On one of our servers, we have a robots.txt file that has the following lines:
User-agent: *
Disallow: /
When Webinator 4.1 parses the robots.txt file I get the following output
The following exclusion(s) specified by robots.txt will be ignored as they would exclude the base url (http://ntsrvr1.mysite.com/).
/
The problem is we want everything to be excluded from this site. This is why we made a Disallow: / robots.txt file. What can I do to stop Webinator from indexing sites that have their robots.txt file like the one I have included. I don't want phone calls and emails from site administrators upset because their site is being walked.
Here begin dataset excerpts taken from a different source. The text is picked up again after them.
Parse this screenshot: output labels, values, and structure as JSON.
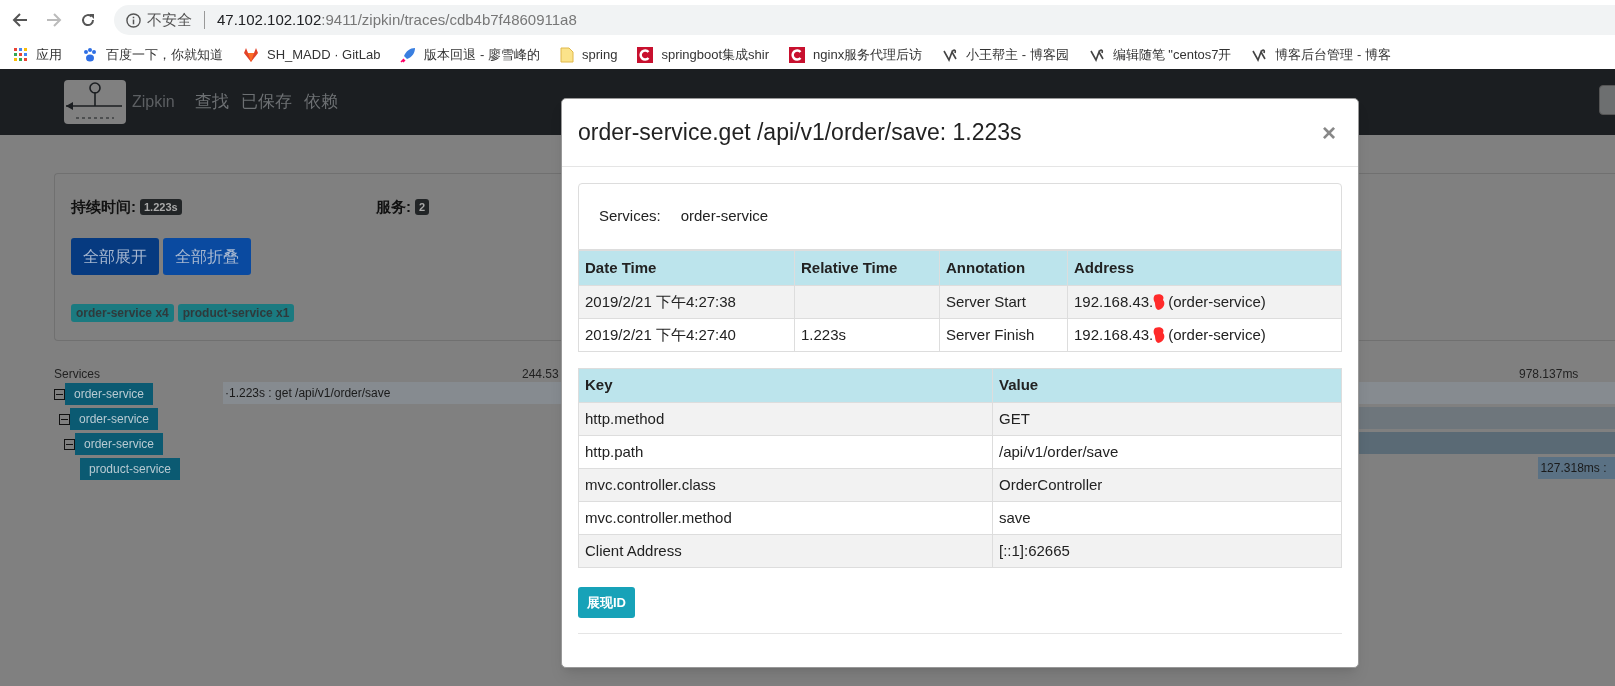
{
  "browser": {
    "security_label": "不安全",
    "url_host": "47.102.102.102",
    "url_path": ":9411/zipkin/traces/cdb4b7f4860911a8",
    "bookmarks": [
      {
        "label": "应用",
        "kind": "apps"
      },
      {
        "label": "百度一下，你就知道",
        "kind": "paw"
      },
      {
        "label": "SH_MADD · GitLab",
        "kind": "fox"
      },
      {
        "label": "版本回退 - 廖雪峰的",
        "kind": "rocket"
      },
      {
        "label": "spring",
        "kind": "folder"
      },
      {
        "label": "springboot集成shir",
        "kind": "red-c"
      },
      {
        "label": "nginx服务代理后访",
        "kind": "red-c"
      },
      {
        "label": "小王帮主 - 博客园",
        "kind": "bird"
      },
      {
        "label": "编辑随笔 \"centos7开",
        "kind": "bird"
      },
      {
        "label": "博客后台管理 - 博客",
        "kind": "bird"
      }
    ]
  },
  "navbar": {
    "brand": "Zipkin",
    "items": [
      "查找",
      "已保存",
      "依赖"
    ]
  },
  "summary": {
    "duration_label": "持续时间:",
    "duration": "1.223s",
    "services_label": "服务:",
    "services_count": "2",
    "buttons": [
      "全部展开",
      "全部折叠"
    ],
    "service_badges": [
      "order-service x4",
      "product-service x1"
    ]
  },
  "timeline": {
    "header": "Services",
    "ticks": [
      "244.53",
      "978.137ms"
    ],
    "spans": [
      {
        "service": "order-service",
        "expanded": true,
        "bar_label": "·1.223s : get /api/v1/order/save",
        "children": [
          {
            "service": "order-service",
            "expanded": true,
            "children": [
              {
                "service": "order-service",
                "expanded": true,
                "children": [
                  {
                    "service": "product-service",
                    "bar_label": "127.318ms :"
                  }
                ]
              }
            ]
          }
        ]
      }
    ]
  },
  "modal": {
    "title": "order-service.get /api/v1/order/save: 1.223s",
    "close": "×",
    "services_label": "Services:",
    "services_value": "order-service",
    "annotations": {
      "columns": [
        "Date Time",
        "Relative Time",
        "Annotation",
        "Address"
      ],
      "rows": [
        {
          "date_time": "2019/2/21 下午4:27:38",
          "annotation": "Server Start",
          "address": "192.168.43.",
          "address_suffix": "(order-service)"
        },
        {
          "date_time": "2019/2/21 下午4:27:40",
          "relative_time": "1.223s",
          "annotation": "Server Finish",
          "address": "192.168.43.",
          "address_suffix": "(order-service)"
        }
      ]
    },
    "tags": {
      "columns": [
        "Key",
        "Value"
      ],
      "rows": [
        {
          "key": "http.method",
          "value": "GET"
        },
        {
          "key": "http.path",
          "value": "/api/v1/order/save"
        },
        {
          "key": "mvc.controller.class",
          "value": "OrderController"
        },
        {
          "key": "mvc.controller.method",
          "value": "save"
        },
        {
          "key": "Client Address",
          "value": "[::1]:62665"
        }
      ]
    },
    "show_id_button": "展现ID"
  }
}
Oh, you must be using the enterprise or accept domain options. Those options assume you meant it. A small change to dowalk can get what you want. I think this will do it:
At the top of checkrejects add
<$rejected=0>
a little farther down after <if $ret ne ""><!-- yes --> add
<$rejected=1>
Then in setuprobots after the call to checkrejects add
<if $rejected ne 0><$top=></if>
Thanks for the code changes. It works. I was assuming that Webinator would respect robots.txt file no matter what options you had filled out or checked. Except for the option "Robots". If that was checked to N then Webinator would not follow the robots.txt statements. If it is Y then Webinator will follow the statements.